Currently, the closest level one trauma center for most Rockaway residents is around 10 miles away at Jamaica Hospital, which takes more than half an hour to get to, often made more difficult by ever-present traffic on the Van Wyck Expressway.

“The nearest emergency trauma facility is approximately 10 miles away, and response times continue to place people's lives at risk,” said Johnson. “This proposed trauma center would be the first step in writing decades of disinvestment and neglect, ensuring that all New Yorkers, regardless of their zip code, can access life saving medical treatment when it matters most.”

Police Officer Jonathan Diller, who was shot and killed in Far Rockaway last year, has become a main example of that sentiment.

Diller was shot on-duty in March of last year, and had to be brought to Jamaica Hospital to receive treatment despite being shot just a few blocks away from Rockaway’s only hospital, St. John’s Episcopal, which does not have trauma treatment capabilities.

“The people of this peninsula have waited long enough, and anyone who has spent any time on this peninsula knows that we've had situations where every second counts and Jamaica Hospital and Brookdale Hospitals are just too far away,” said Ariola. “We saw what happened when seconds counted with Officer Diller…I don't know if a trauma center would have saved his life, but I don't know that it wouldn't have either. We have to have it here.”

While it has long been considered a long shot, a trauma center in the Rockaways has gained significantly more traction in the last two years with endorsements from Mayor Adams as well as Speaker Adams.

However, while there is a site planned and some money allocated toward the project, Rockaway is still far from getting the facility they want.
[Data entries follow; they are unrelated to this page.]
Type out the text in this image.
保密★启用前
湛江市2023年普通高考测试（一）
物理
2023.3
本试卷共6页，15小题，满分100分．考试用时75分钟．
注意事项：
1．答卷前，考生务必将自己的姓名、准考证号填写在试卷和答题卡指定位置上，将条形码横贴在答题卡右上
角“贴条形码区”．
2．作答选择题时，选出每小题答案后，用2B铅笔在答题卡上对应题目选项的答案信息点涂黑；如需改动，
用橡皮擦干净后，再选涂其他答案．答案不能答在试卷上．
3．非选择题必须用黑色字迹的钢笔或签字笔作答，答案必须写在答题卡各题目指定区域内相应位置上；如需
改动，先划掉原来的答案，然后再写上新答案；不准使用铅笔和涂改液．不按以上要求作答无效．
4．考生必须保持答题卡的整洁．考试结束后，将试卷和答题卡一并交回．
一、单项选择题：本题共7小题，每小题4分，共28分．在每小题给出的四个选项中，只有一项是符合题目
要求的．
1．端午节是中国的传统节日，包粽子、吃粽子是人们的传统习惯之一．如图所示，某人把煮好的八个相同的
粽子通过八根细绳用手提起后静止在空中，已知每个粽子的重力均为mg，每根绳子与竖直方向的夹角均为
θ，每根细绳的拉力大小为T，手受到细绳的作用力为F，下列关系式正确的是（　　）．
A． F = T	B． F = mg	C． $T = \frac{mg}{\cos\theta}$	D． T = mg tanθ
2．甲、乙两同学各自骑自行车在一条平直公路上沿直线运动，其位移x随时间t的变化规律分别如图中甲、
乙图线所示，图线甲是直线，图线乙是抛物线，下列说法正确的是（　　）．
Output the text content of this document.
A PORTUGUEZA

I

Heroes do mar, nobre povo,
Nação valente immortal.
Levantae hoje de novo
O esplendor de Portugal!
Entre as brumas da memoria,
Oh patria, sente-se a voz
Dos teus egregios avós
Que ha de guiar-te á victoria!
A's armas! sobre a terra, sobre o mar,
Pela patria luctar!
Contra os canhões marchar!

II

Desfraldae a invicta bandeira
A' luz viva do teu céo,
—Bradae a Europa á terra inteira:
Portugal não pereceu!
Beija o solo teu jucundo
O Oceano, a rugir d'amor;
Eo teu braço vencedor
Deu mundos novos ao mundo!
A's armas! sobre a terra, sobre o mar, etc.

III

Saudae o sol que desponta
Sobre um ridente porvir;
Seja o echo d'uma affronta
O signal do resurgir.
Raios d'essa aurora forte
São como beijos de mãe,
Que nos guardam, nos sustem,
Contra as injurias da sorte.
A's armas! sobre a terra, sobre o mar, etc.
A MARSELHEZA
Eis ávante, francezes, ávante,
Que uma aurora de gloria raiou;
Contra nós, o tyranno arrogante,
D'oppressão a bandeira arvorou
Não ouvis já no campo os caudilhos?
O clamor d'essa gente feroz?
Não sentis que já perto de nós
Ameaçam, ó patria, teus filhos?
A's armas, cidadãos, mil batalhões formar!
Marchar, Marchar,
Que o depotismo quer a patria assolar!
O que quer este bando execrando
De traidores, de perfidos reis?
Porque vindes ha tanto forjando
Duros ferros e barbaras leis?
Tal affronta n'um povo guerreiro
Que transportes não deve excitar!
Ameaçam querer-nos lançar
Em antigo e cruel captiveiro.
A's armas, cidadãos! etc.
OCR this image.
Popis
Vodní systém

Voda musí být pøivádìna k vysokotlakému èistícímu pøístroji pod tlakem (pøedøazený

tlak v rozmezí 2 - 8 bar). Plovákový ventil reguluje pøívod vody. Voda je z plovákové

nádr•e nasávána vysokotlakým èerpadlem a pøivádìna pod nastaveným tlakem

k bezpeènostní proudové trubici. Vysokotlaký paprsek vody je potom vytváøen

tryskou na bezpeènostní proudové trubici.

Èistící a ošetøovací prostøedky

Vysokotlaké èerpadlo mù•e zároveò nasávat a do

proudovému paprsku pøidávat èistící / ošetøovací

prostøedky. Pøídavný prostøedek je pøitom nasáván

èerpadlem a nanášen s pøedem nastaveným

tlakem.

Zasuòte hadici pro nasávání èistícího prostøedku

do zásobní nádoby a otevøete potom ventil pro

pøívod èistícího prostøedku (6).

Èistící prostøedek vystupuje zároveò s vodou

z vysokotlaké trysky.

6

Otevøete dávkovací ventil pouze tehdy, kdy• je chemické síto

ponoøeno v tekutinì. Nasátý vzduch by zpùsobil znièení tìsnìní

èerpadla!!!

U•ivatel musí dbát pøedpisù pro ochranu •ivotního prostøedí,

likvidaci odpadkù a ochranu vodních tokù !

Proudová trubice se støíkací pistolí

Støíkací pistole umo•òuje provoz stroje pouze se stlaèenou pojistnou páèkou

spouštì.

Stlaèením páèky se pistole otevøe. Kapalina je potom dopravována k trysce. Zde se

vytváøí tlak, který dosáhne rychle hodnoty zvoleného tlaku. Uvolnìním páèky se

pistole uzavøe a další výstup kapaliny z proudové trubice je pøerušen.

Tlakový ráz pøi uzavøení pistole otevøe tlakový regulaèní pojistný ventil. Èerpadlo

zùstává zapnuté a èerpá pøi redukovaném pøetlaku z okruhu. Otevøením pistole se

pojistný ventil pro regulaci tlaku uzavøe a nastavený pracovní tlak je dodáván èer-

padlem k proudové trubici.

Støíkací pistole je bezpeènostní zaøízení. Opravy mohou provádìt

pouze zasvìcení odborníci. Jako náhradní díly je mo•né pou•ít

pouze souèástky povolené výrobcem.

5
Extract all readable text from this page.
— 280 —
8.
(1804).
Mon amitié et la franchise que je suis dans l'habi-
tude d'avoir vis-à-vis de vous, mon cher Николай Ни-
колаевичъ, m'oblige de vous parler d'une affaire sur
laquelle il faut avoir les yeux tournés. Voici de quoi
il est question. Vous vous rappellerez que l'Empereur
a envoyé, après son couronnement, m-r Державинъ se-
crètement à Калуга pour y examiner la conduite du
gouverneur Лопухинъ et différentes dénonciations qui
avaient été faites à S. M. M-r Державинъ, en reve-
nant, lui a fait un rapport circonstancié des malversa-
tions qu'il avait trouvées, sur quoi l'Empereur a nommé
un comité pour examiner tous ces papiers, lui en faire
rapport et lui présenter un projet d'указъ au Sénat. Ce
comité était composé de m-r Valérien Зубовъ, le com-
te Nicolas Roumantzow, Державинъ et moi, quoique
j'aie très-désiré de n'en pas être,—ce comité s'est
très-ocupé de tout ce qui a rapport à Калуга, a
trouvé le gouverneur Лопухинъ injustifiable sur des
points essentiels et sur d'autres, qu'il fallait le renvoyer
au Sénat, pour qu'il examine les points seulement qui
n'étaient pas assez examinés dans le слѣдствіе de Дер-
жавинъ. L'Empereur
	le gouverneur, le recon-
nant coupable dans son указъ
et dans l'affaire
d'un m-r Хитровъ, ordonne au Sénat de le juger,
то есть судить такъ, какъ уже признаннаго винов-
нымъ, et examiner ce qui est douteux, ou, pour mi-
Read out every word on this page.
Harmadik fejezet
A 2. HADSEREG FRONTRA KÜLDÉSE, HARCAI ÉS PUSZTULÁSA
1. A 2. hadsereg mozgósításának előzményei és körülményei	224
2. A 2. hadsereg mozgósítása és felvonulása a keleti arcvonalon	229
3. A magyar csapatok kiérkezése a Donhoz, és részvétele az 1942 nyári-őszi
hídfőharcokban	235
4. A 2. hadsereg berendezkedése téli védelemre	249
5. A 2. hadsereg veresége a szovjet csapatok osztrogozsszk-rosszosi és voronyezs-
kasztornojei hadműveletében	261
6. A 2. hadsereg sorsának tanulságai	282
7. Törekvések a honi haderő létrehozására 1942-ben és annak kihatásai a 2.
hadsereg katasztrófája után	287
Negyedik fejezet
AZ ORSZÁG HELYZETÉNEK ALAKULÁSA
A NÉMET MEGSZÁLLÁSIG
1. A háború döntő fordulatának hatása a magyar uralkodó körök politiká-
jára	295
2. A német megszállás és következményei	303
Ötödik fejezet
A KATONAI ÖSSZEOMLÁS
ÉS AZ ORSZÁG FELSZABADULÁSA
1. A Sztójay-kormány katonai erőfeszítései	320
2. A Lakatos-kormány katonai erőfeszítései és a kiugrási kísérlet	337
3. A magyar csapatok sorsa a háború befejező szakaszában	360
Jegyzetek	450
Rockaway would need the state to approve either a level one or level two trauma center, which categorizes the type and level of service a trauma center is capable of providing.

Officials want one of the top two levels, and anything less would mean that any new hospital would lack the ability to address the two types of trauma incidents officials want treated in Rockaway: shootings and drownings.

There have been questions about whether or not Rockaway has enough trauma cases to reach the requirements for a level one or level two center, but city health care officials and Brooks-Powers said the licensing has already been discussed with state health officials.